Several changes to the Flagstar Jumbo program went into effect with loans submitted this last week, including a requirement that program refinances must have the appraisal included at the time of submission.  For properties valued at $1 million and higher, appraisers are required to have a Certified General License, while properties valued at less can be appraised by either a Certified Residential or Certified General appraiser.  Brokers should consult the list of approved AMCs in the Flagstar Sellers Guide, while correspondents should choose between PCV, Murcor, StreetLinks, and iMortgage for their Jumbo appraisals.

Everbank has revised its policy for pricing re-locks that are less than 60 days expired.  In cases where the current market is worse than on the original lock effective date, worst case pricing applies for a one-time re-lock, while loans are eligible to re-lock for 25bps for a maximum of 30 days if the current market conditions have improved.  Clients are reminded that loans must be "Approved with Conditions" status or beyond in order to re-lock and that they are allowed one re-lock at a maximum of 30 days.  Extension requirements remain unchanged.

Yesterday was another quiet day in the markets, and so far today is shaping up to be the same. Much of it comes down to, as it always does, supply and demand: on the supply side, mortgage banker selling was below $2.0 billion, and on the demand side, the Fed's daily average appetite is over $3 billion. Those folks on Wall Street who think about these things expect the Fed to buy through QE3, $500 billion in MBS outright with another $250 to $300 billion through paydowns received from its Agency MBS and debenture holdings while organic net issuance is predicted to be negative to modestly positive.
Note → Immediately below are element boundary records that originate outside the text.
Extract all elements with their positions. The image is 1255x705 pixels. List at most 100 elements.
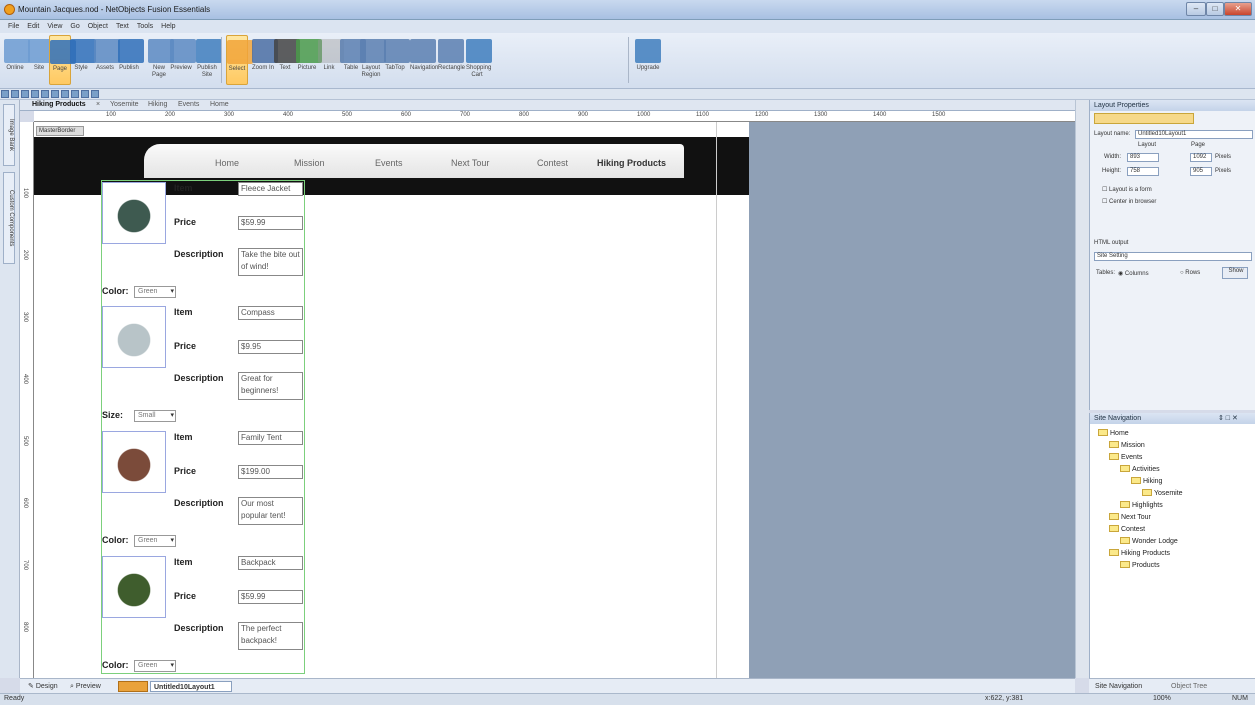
cart-ribbon-button[interactable]: Shopping Cart xyxy=(466,35,492,85)
columns-radio[interactable]: ◉ Columns xyxy=(1118,270,1149,277)
site-navigation-tab[interactable]: Site Navigation xyxy=(1095,681,1142,692)
option-select[interactable]: Green xyxy=(134,535,176,547)
option-select[interactable]: Green xyxy=(134,286,176,298)
menu-tools[interactable]: Tools xyxy=(137,20,153,33)
option-select[interactable]: Green xyxy=(134,660,176,672)
tree-node-wonder-lodge[interactable]: Wonder Lodge xyxy=(1120,537,1178,545)
align-icon[interactable] xyxy=(1,90,9,98)
panel-controls[interactable]: ⇕ □ ✕ xyxy=(1218,414,1238,422)
tab-yosemite[interactable]: Yosemite xyxy=(110,101,139,108)
order-icon[interactable] xyxy=(61,90,69,98)
menu-file[interactable]: File xyxy=(8,20,19,33)
text-T-ribbon-button[interactable]: Text xyxy=(274,35,300,85)
option-select[interactable]: Small xyxy=(134,410,176,422)
preview-ribbon-button[interactable]: Preview xyxy=(170,35,196,85)
layout-select[interactable]: Untitled10Layout1 xyxy=(150,681,232,692)
layout-width-input[interactable]: 893 xyxy=(1127,153,1159,162)
page-width-input[interactable]: 1092 xyxy=(1190,153,1212,162)
vertical-scrollbar[interactable] xyxy=(1075,100,1089,678)
tab-home[interactable]: Home xyxy=(210,101,229,108)
guides-icon[interactable] xyxy=(21,90,29,98)
layout-region-ribbon-button[interactable]: Layout Region xyxy=(360,35,386,85)
tab-hiking[interactable]: Hiking xyxy=(148,101,167,108)
tree-node-hiking-products[interactable]: Hiking Products xyxy=(1109,549,1170,557)
page-canvas[interactable]: MasterBorder Home Mission Events Next To… xyxy=(34,122,1075,678)
link-ribbon-button[interactable]: Link xyxy=(318,35,344,85)
menu-edit[interactable]: Edit xyxy=(27,20,39,33)
layout-height-input[interactable]: 758 xyxy=(1127,167,1159,176)
upgrade-ribbon-button[interactable]: Upgrade xyxy=(635,35,661,85)
html-output-select[interactable]: Site Setting xyxy=(1094,252,1252,261)
tree-node-yosemite[interactable]: Yosemite xyxy=(1142,489,1183,497)
object-tree-tab[interactable]: Object Tree xyxy=(1171,681,1207,692)
image-bank-tab[interactable]: Image Bank xyxy=(3,104,15,166)
nav-next-tour[interactable]: Next Tour xyxy=(451,158,489,168)
page-ribbon-button[interactable]: Page xyxy=(49,35,76,85)
menu-object[interactable]: Object xyxy=(88,20,108,33)
tree-node-hiking[interactable]: Hiking xyxy=(1131,477,1162,485)
item-name-field[interactable]: Family Tent xyxy=(238,431,303,445)
menu-go[interactable]: Go xyxy=(70,20,79,33)
description-field[interactable]: The perfect backpack! xyxy=(238,622,303,650)
item-name-field[interactable]: Fleece Jacket xyxy=(238,182,303,196)
grid-icon[interactable] xyxy=(11,90,19,98)
monitor-ribbon-button[interactable]: Online xyxy=(4,35,30,85)
table-ribbon-button[interactable]: Table xyxy=(340,35,366,85)
distribute-icon[interactable] xyxy=(71,90,79,98)
new-page-ribbon-button[interactable]: New Page xyxy=(148,35,174,85)
tree-node-products[interactable]: Products xyxy=(1120,561,1160,569)
tab-events[interactable]: Events xyxy=(178,101,199,108)
price-field[interactable]: $59.99 xyxy=(238,590,303,604)
price-field[interactable]: $199.00 xyxy=(238,465,303,479)
arrow-cursor-ribbon-button[interactable]: Select xyxy=(226,35,253,85)
tree-node-activities[interactable]: Activities xyxy=(1120,465,1160,473)
menu-help[interactable]: Help xyxy=(161,20,175,33)
price-field[interactable]: $9.95 xyxy=(238,340,303,354)
layout-colors-icon[interactable] xyxy=(118,681,148,692)
menu-view[interactable]: View xyxy=(47,20,62,33)
layout-form-checkbox[interactable]: ☐ Layout is a form xyxy=(1102,186,1152,193)
group-icon[interactable] xyxy=(51,90,59,98)
design-tab[interactable]: ✎ Design xyxy=(28,681,58,692)
tab-close-icon[interactable]: × xyxy=(96,101,100,108)
tree-node-highlights[interactable]: Highlights xyxy=(1120,501,1163,509)
snap-icon[interactable] xyxy=(41,90,49,98)
assets-ribbon-button[interactable]: Assets xyxy=(94,35,120,85)
rectangle-ribbon-button[interactable]: Rectangle xyxy=(438,35,465,85)
close-button[interactable]: ✕ xyxy=(1224,2,1252,16)
nav-events[interactable]: Events xyxy=(375,158,403,168)
rows-radio[interactable]: ○ Rows xyxy=(1180,270,1200,276)
zoom-ribbon-button[interactable]: Zoom In xyxy=(252,35,278,85)
site-ribbon-button[interactable]: Site xyxy=(28,35,54,85)
publish-site-ribbon-button[interactable]: Publish Site xyxy=(196,35,222,85)
more-tools-icon[interactable] xyxy=(91,90,99,98)
tree-node-next-tour[interactable]: Next Tour xyxy=(1109,513,1151,521)
maximize-button[interactable]: □ xyxy=(1206,2,1224,16)
page-height-input[interactable]: 905 xyxy=(1190,167,1212,176)
tree-node-home[interactable]: Home xyxy=(1098,429,1129,437)
item-name-field[interactable]: Backpack xyxy=(238,556,303,570)
nav-home[interactable]: Home xyxy=(215,158,239,168)
publish-cloud-ribbon-button[interactable]: Publish xyxy=(118,35,144,85)
show-button[interactable]: Show xyxy=(1222,267,1248,279)
style-brush-ribbon-button[interactable]: Style xyxy=(70,35,96,85)
minimize-button[interactable]: – xyxy=(1186,2,1206,16)
preview-tab[interactable]: ⌕ Preview xyxy=(70,681,101,692)
layout-name-input[interactable]: Untitled10Layout1 xyxy=(1135,130,1253,139)
description-field[interactable]: Great for beginners! xyxy=(238,372,303,400)
description-field[interactable]: Our most popular tent! xyxy=(238,497,303,525)
item-name-field[interactable]: Compass xyxy=(238,306,303,320)
menu-text[interactable]: Text xyxy=(116,20,129,33)
picture-ribbon-button[interactable]: Picture xyxy=(296,35,322,85)
tabtop-ribbon-button[interactable]: TabTop xyxy=(384,35,410,85)
tree-node-events[interactable]: Events xyxy=(1109,453,1142,461)
tree-node-mission[interactable]: Mission xyxy=(1109,441,1145,449)
properties-toolbar[interactable] xyxy=(1094,113,1194,124)
nav-contest[interactable]: Contest xyxy=(537,158,568,168)
layers-icon[interactable] xyxy=(31,90,39,98)
nav-mission[interactable]: Mission xyxy=(294,158,325,168)
tab-hiking-products[interactable]: Hiking Products xyxy=(32,101,86,108)
size-icon[interactable] xyxy=(81,90,89,98)
tree-node-contest[interactable]: Contest xyxy=(1109,525,1145,533)
description-field[interactable]: Take the bite out of wind! xyxy=(238,248,303,276)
Sounds like paradise for LO's and mortgage companies for most of 2013!

Oh, but wait, we still have the fiscal cliff, once again demonstrating why the public's opinion of Congress is so low, and headlines from Europe. But overnight we saw that Euro-zone finance ministers and the International Monetary Fund have broken deadlock over how to reduce Greece's long-term debt to a level that the country can pay it back. Major creditors agreed to a long list of measures that could reduce Greek debt to 124% of gross domestic product by 2020.
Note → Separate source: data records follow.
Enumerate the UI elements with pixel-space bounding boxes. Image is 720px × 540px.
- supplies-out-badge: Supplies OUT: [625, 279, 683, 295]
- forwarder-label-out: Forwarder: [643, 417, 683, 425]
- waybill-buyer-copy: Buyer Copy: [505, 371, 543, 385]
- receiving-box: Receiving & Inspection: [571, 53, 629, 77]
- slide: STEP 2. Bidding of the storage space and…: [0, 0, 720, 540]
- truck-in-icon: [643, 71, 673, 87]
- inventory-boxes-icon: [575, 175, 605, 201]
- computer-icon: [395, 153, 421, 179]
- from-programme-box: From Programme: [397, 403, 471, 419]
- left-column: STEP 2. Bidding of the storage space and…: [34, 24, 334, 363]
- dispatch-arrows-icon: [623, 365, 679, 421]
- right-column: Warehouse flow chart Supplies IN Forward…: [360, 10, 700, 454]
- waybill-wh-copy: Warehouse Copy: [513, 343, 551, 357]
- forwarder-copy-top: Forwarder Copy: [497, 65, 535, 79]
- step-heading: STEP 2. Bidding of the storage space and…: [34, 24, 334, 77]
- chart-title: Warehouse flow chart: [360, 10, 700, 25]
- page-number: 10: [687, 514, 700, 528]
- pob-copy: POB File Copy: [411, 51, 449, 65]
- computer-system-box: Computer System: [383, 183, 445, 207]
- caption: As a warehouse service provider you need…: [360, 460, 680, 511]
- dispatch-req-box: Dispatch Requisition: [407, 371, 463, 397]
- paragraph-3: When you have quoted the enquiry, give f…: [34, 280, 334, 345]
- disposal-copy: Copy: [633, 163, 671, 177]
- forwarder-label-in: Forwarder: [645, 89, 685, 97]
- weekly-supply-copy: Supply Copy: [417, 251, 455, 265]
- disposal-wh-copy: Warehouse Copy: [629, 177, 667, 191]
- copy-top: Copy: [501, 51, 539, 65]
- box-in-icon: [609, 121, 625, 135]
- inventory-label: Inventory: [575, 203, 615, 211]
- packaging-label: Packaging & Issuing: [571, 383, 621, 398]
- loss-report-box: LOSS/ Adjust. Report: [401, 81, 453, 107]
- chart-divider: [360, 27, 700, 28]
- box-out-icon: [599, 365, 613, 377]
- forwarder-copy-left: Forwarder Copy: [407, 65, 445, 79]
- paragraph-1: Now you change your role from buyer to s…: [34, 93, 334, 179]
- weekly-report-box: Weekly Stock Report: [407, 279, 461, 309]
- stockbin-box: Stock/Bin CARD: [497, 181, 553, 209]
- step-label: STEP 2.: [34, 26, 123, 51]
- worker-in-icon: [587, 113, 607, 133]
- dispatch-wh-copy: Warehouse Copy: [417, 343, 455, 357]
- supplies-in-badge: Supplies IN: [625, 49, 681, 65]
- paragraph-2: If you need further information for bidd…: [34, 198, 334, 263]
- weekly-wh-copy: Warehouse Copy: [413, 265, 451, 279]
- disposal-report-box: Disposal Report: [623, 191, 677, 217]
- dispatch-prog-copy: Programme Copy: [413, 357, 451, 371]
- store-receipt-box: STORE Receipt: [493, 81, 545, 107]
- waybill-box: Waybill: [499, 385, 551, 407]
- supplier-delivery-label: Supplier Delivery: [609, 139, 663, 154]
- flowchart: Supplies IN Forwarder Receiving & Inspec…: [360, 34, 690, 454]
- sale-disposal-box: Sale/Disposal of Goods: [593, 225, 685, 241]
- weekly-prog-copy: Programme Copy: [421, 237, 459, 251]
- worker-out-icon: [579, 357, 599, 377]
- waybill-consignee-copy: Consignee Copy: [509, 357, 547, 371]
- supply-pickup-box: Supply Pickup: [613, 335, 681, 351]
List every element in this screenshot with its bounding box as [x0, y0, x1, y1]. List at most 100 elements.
Turning to rates, yesterday the U.S. 10-yr improved by .250 in price and closed at 1.67%, and MBS prices were also better by .250. How much of that made it onto rate sheets remains to be seen, given higher overhead costs and setting aside reserves for future liabilities.

Today we've had the volatile Durable Goods number (October). It was expected at -.1% from +9.8% last month but came in at unchanged with a revision to last month to +9.2%. Later we have the S&P/Case-Shiller Home Price Index (expected higher, with its two month lag), Consumer Confidence (also expected higher), and the FHFA's House Price Index (also expected higher). We also have a $35 billion 2-yr note auction today. In the early going the 10-yr is unchanged at 1.67% and MBS prices are as well.


Let's go to the way back machine for this TV clip. "Well you see, Norm, it's like this...A herd of buffalo can only move as fast as the slowest buffalo. And when the herd is hunted, it is the slowest and weakest ones at the back that are killed first. This natural selection is good for the herd as a whole, because the general speed and health of the whole group keeps improving by the regular killing of the weakest members. In much the same way, the human brain can only operate as fast as the slowest brain cells. Now, as we know, excessive intake of alcohol kills brain cells. But naturally, it attacks the slowest and weakest brain cells first. In this way, regular consumption of beer eliminates the weaker brain cells, making the brain a faster and more efficient machine. And that, Norm, is why you always feel smarter after a few beers."